Emmanuel Rist, 39 ans, et Laurent Boulanger, 28 ans, déjà condamnés pour la profanation du cimetière juif d'Herrlisheim (Haut-Rhin) sont accusés d'avoir piégé à l'explosif à Rouffach le cabanon de jardin de Lhabib Benamar, 66 ans, et d'avoir grièvement blessé le retraité le 8 septembre 2005 au moment où il ouvrait la porte.

Dans le box des accusés, Emmanuel Rist, ancien agent de sécurité, est apparu vêtu d'une chemise noire tandis que Laurent Boulanger, sans profession, portait un simple pull et des béquilles. A la constitution du jury, l'avocat de Rist, Me Renaud Bettcher a notamment récusé un juré issu de l'immigration.
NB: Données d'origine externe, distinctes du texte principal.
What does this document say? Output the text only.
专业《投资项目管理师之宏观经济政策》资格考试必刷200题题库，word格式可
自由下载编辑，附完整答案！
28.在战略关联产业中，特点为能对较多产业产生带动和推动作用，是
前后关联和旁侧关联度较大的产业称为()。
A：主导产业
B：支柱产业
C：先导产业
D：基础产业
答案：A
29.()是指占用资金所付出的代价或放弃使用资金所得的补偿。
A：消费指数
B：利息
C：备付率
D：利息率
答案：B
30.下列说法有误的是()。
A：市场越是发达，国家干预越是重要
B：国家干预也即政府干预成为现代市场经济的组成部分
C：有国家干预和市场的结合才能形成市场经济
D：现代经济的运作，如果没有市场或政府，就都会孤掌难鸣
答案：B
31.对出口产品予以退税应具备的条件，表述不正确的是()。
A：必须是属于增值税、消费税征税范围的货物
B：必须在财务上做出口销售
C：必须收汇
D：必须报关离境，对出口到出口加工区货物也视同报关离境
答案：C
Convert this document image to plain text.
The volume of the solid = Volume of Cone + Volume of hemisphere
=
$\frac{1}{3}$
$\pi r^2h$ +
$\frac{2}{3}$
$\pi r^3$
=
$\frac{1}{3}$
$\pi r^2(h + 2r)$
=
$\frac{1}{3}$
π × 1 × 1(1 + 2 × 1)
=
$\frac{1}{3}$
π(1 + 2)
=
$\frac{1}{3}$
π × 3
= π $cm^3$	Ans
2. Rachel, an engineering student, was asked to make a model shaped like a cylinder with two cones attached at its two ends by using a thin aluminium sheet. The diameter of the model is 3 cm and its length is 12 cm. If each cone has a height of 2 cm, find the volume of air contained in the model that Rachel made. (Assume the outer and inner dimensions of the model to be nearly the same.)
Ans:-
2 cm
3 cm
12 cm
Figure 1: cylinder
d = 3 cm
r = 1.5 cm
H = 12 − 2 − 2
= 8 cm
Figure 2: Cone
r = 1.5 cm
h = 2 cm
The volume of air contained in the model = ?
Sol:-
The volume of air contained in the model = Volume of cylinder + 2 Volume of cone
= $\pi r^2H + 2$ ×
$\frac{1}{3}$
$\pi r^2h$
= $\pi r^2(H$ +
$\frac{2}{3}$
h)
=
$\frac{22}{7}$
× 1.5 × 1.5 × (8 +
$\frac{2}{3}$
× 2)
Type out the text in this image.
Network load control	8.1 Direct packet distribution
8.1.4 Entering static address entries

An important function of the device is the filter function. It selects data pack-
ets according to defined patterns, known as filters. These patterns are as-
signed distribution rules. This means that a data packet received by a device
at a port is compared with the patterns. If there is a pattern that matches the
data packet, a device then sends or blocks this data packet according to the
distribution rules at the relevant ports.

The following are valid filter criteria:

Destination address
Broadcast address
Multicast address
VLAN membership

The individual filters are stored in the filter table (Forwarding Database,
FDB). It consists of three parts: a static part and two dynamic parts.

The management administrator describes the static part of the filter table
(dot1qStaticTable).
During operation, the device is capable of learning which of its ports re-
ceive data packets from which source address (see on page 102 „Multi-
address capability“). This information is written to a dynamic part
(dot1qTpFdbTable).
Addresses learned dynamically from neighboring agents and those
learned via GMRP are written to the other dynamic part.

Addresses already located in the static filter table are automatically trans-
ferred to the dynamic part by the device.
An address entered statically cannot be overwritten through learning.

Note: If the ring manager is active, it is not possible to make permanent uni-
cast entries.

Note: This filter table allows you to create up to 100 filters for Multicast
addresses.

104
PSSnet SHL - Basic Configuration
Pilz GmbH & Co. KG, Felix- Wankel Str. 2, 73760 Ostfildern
L'attentat de Rouffach avait été revendiqué dans la presse locale par la cellule autonomiste "Tiwaz 2882", présentée comme une création de Rist, un nom renvoyant à un numéro d'une plaque militaire nazie retrouvée sur lui. L'inscription qui apparaissait déjà sur l'une des tombes du cimetière juif a permis aux enquêteurs de relier les deux affaires.

Dans l'affaire du cabanon, Rist a d'abord avoué une intention de tuer - ce qui lui vaut les assises -, avant de finalement n'admettre que des dégradations matérielles commises sous l'influence de son coaccusé.

L'intention de tuer ou non devrait ainsi être une question centrale dans ce procès dont le verdict est attendu vendredi, selon Me Bettcher.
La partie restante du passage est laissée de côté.